Most people know metadata as ‘data about data’, which is true but makes it sound boring – and that’s coming from a data scientist! A better explanation is that metadata is information that allows you to quickly determine whether the data is fit for your purpose. The best part about it is that you don’t have to spend hours accessing and analysing the actual dataset itself – which can be very time consuming.
So, how does metadata help you discover data?
Metadata tells the story around the data. And it’s the story – made up from keywords, titles, description, file format, location, date etc – that can make discovering data and research much easier. If your catalogue has 300,000 entries, there’s no way anyone is ever going to manually look through them all. Search engines match your search terms against keywords in the metadata and rank them accordingly. Without metadata, it'll be very hard to find what you're looking for.
Could you say a metadata catalogue is kind of like a Google search engine?
Yep. Yep. Google is the ultimate metadata catalogue.
How did our metadata catalogue come about?
I’ve been building databases at NIWA since 2006, and Julie Hall [Challenge Director] who also has an interest in this space, gave me a call one day. She saw a need for Sustainable Seas to have a catalogue of the datasets being produced. So, we built a generic data management system for Sustainable Seas, together with two other National Science Challenges – Deep South and Our Land and Water.
We have many different people interested in our work, from researchers, policy makers, Māori partners and stakeholders to local community groups. Can anyone use it?
Anyone with an interest can use the catalogue. It is designed so that anyone should be able to look at the metadata entry and understand what the data is about. In some cases, they can access the actual dataset via a link, or at least who to contact for more information. Some of the datasets can be embargoed or have intellectual property rights associated with them, so the information in the metadata entry can help facilitate a connection with the dataset holder.
If I’m a researcher, why should I care about metadata?

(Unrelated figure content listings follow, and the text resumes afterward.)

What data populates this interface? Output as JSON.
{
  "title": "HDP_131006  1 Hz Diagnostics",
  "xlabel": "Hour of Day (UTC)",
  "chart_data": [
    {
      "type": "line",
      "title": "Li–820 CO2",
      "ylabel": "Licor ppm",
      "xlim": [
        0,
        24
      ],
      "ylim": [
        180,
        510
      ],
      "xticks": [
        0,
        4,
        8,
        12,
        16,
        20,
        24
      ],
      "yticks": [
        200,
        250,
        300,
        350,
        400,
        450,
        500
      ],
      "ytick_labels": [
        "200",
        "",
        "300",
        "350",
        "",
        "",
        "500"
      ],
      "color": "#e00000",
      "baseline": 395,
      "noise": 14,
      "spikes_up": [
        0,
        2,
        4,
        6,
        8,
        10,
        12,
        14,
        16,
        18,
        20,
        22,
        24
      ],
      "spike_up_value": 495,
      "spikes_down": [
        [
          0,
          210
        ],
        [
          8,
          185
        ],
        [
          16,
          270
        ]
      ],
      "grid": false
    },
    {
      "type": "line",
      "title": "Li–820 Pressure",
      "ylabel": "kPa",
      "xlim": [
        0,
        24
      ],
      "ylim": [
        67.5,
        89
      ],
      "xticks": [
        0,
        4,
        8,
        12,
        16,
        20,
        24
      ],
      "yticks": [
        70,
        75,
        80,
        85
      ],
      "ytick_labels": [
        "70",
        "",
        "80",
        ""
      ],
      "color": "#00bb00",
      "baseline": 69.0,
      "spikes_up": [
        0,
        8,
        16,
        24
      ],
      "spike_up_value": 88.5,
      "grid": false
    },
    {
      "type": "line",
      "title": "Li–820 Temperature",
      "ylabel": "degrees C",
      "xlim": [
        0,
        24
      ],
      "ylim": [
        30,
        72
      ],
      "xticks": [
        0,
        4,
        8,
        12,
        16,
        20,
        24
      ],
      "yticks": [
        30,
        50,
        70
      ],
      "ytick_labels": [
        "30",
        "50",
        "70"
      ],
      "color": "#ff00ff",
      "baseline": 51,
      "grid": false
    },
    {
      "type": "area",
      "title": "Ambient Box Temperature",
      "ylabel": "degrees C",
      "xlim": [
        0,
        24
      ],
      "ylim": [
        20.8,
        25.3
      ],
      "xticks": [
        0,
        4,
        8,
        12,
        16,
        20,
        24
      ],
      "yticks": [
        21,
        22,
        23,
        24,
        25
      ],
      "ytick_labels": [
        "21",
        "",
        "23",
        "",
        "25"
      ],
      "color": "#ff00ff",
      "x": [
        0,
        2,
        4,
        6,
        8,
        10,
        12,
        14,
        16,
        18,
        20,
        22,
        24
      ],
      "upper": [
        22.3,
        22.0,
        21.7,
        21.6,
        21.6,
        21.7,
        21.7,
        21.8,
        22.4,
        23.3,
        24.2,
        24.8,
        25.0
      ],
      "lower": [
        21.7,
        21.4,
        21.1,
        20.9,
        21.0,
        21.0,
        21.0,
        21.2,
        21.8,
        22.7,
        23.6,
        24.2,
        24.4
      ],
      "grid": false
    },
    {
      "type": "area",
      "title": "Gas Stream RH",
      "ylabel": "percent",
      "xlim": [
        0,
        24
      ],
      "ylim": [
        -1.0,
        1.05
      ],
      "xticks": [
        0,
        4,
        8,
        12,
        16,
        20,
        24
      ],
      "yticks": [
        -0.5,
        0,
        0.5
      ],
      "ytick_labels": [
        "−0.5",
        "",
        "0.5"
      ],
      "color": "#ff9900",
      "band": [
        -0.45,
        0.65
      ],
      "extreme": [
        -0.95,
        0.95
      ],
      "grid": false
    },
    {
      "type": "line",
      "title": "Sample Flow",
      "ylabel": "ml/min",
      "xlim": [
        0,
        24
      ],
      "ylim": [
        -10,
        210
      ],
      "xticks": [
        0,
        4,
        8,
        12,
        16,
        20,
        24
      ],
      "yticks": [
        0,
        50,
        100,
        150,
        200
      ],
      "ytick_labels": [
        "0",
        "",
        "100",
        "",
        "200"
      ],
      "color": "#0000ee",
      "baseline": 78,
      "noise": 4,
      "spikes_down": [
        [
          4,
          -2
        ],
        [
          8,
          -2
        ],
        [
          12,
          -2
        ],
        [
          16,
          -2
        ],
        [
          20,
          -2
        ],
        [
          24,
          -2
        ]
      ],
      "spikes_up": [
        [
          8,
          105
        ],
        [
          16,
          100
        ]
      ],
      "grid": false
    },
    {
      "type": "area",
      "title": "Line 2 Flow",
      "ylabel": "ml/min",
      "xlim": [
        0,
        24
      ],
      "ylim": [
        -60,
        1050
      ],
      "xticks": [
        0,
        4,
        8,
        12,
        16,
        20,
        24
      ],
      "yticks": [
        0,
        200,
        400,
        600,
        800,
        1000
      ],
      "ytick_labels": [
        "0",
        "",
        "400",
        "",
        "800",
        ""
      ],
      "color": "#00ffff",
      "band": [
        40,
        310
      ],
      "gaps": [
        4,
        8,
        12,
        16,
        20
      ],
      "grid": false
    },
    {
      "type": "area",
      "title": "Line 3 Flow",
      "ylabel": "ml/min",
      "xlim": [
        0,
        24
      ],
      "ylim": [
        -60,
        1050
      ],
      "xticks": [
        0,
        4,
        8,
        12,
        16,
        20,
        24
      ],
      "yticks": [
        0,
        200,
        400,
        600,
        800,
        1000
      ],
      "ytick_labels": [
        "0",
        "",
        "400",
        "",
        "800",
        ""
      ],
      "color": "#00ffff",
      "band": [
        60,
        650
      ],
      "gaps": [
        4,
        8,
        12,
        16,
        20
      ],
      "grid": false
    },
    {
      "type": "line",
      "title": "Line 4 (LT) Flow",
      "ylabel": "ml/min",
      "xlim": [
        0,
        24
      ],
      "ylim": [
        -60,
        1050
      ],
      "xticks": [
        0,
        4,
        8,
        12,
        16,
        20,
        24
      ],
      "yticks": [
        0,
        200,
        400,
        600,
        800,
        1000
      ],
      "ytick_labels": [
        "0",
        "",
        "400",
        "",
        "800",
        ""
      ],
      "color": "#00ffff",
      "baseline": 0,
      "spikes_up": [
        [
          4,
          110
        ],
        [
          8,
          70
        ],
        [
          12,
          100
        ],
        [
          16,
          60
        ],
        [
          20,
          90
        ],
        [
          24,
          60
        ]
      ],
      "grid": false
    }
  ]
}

Most scientists are keen to have their work built on by others. Metadata helps other researchers find your data. And conversely, helps researchers find other datasets that can inform their research. There’s an increasing trend for not just scientific publications to be published, but also for data to be published. The research world now is analysing, comparing, and collating emerging datasets, and this can provide us with richer insights and better information [See Editor’s note].
In terms of measuring academic success, it’s not just the number of people citing your paper - there is additional kudos from data reuse citations. Essentially, the 20th century was about publishing papers; 21st century is about publishing data.
Editor’s note: Last year StatsNZ combined data from the 2018 General Social Survey with data from Environment Aotearoa 2019, to compare what New Zealanders thought about the state of our environment with empirical monitoring data. 74% said we have an issue with the state of oceans and sea life, and most cited household waste or sewage/stormwater discharge as the cause. However, the environmental reporting data shows that significant pressures on our marine environment are fishing, pollution, climate change and invasive species.